Not sure this is fair.  There was, no doubt, at the very least an ambiguous indifference to the holocaust in places.  Or an inability to grasp it.  But the European air war was indifferent to that question, it was an attritional gambit to obliterate the German war machine using every AAC / RAF airplane there was.  IE let’s put 800 B17’s up and saturation bomb Munich eh, and hopefully 500 will come back so we can do it again two days from now.  It was very expensive in terms of crew and plane mortality, not sure it’s a reasonable expectation that a dozen planes could be afforded to bomb a less strategic rail line and be lost doing it.  And to imply that was an option and that Eisenhower / LeMay were malevolently indifferent to it implies a lack of seriousness / character on their part that hasn’t been pointed out in any other ways.

Thing is, it was a noble lie.

I bet it doesn’t  There’s some revisiting of Paul Ehrlich going on here and there last couple weeks.  I’ve been meaning to say something, though maybe what I have to say isn’t all that elaborate.  As a younger person, I was swayed by the doom-ist perspectives.  I unlearned it somehow.

What’s Max Scherzer’s deal?

Last 18 innings for him, 1 hit, 1 walk, 1 hbp, 26 strikeouts.  He didn’t throw a perfect game Sunday, but he almost did.  Anyway, looking at the list of perfect game pitchers in MLB history is kind of instructive.

No hitters and perfect games can be kind of fluky…. See Phillip Humber… but about half of those guys on that list are what we know as historically superlative ‘stuff’ pitchers. Koufax, Jim Bunning, Dennis Martinez, David Cone, Randy Johnson, Felix Hernandez.  The difficult to hit quality of their pitch in flight is / was truly penultimate.

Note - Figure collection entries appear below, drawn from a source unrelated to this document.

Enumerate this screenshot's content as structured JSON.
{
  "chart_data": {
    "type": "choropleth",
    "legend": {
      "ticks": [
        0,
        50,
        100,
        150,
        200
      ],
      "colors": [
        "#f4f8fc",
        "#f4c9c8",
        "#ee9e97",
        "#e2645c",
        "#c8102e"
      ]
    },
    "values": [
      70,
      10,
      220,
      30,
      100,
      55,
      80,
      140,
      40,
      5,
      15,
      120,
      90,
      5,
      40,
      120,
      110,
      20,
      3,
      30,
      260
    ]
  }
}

Now, some guys with penultimate stuff are not on the perfect game list… Nolan Ryan, Bob Feller…they merely threw a buncha no hitters.  Also a mark of penultimate stuff.   And Scherzer is one of those penultimate stuff guys.  Right now, at 30, he’s in the prime physical moment of his career.  That’s what’s going on, with this peak moment such that his pitch is almost impossible to hit.  Like Koufax in 65 or Ryan in 72-74.

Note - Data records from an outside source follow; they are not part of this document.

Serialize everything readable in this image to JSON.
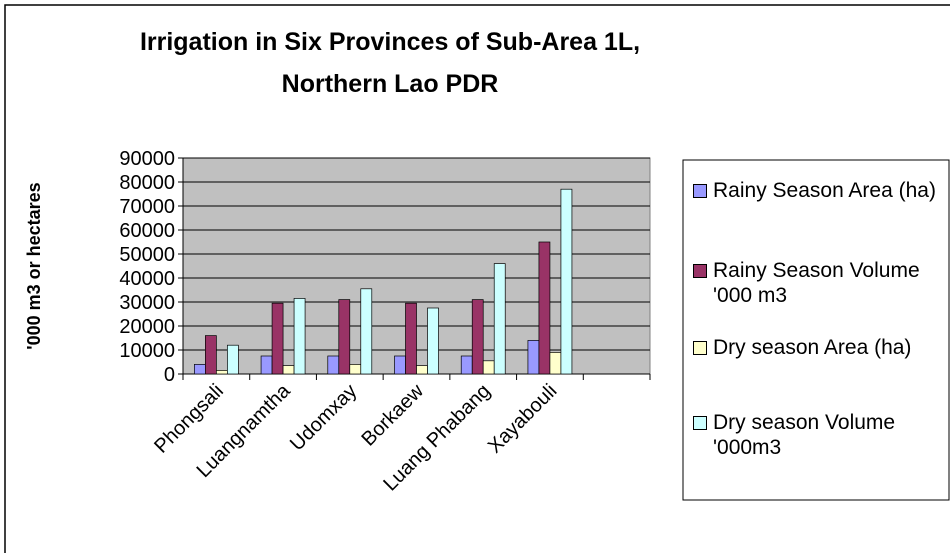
{
  "chart_data": {
    "type": "bar",
    "title": [
      "Irrigation in Six Provinces of Sub-Area 1L,",
      "Northern Lao PDR"
    ],
    "y_label": "'000 m3 or hectares",
    "categories": [
      "Phongsali",
      "Luangnamtha",
      "Udomxay",
      "Borkaew",
      "Luang Phabang",
      "Xayabouli",
      null
    ],
    "series": [
      {
        "name": "Rainy Season Area (ha)",
        "color": "#9999ff",
        "values": [
          4000,
          7500,
          7500,
          7500,
          7500,
          14000,
          null
        ]
      },
      {
        "name": "Rainy Season Volume '000 m3",
        "color": "#993366",
        "values": [
          16000,
          29500,
          31000,
          29500,
          31000,
          55000,
          null
        ]
      },
      {
        "name": "Dry season Area (ha)",
        "color": "#ffffcc",
        "values": [
          1500,
          3500,
          4000,
          3500,
          5500,
          9000,
          null
        ]
      },
      {
        "name": "Dry season Volume '000m3",
        "color": "#ccffff",
        "values": [
          12000,
          31500,
          35500,
          27500,
          46000,
          77000,
          null
        ]
      }
    ],
    "ylim": [
      0,
      90000
    ],
    "yticks": [
      0,
      10000,
      20000,
      30000,
      40000,
      50000,
      60000,
      70000,
      80000,
      90000
    ],
    "grid": true,
    "plot_background": "#c0c0c0",
    "legend": "right"
  }
}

He sits at 95 as a starter.  Very fast.  And throws with a low-ish release, just above shoulder level.  Gets a lot of curl, ‘run’ to the right side, on his fastball.  (actually, comparable to Bob Gibson in the old days though Gibson’s motion looked more wild).  For hitters, you’re standing in the box there and you swear that running pitch curled off 10-12 inches from where it was supposed to go.  That’s the eyes playing tricks as a function of the batters parallax view to the pitching lane.  They measure that stuff these days, in reality fastballs break a few inches, curveballs maybe 7-8 inches.  Ya know, not ‘a foot and a half’ like you swear when you strike out.

You get less than .4 seconds to swing, so it’s hard to hit.  But there’s been pitchers with superficial Scherzer / Koufax / Ryan type stuff before, at least the speed.  Raw stuff is not so completely unique.  Yet most actually don’t pan out, don’t get on that run of established success. Why weren’t they so hard to hit?

I wonder if good pitchers… and this is would be applicable broadly to pitchers with generic pro speed and control ….don’t have a quality where that parallax perception of the pitch isn’t embellished / distorted for some kinesiological reason not yet understood.   Like their ball off the hand generates a sweetspot in rpms where the spin can’t be picked up such that the batter would be able to accurately discern its approach… and that this is functionally identical to the batter losing sight of the ball for a frame or two during that .4 second pitch time.

And that pitchers who have this attribute on their pitches are harder to hit, and succeed easier than guys who don’t but superficially throw just as hard.

Dunno.  If it comes to pass, and some sabermatrician or kinesiologist or scout ends up reading this as part of identifying the phenomenon a generation from now, please send a royalty.  Doesn’t have to be a huge one.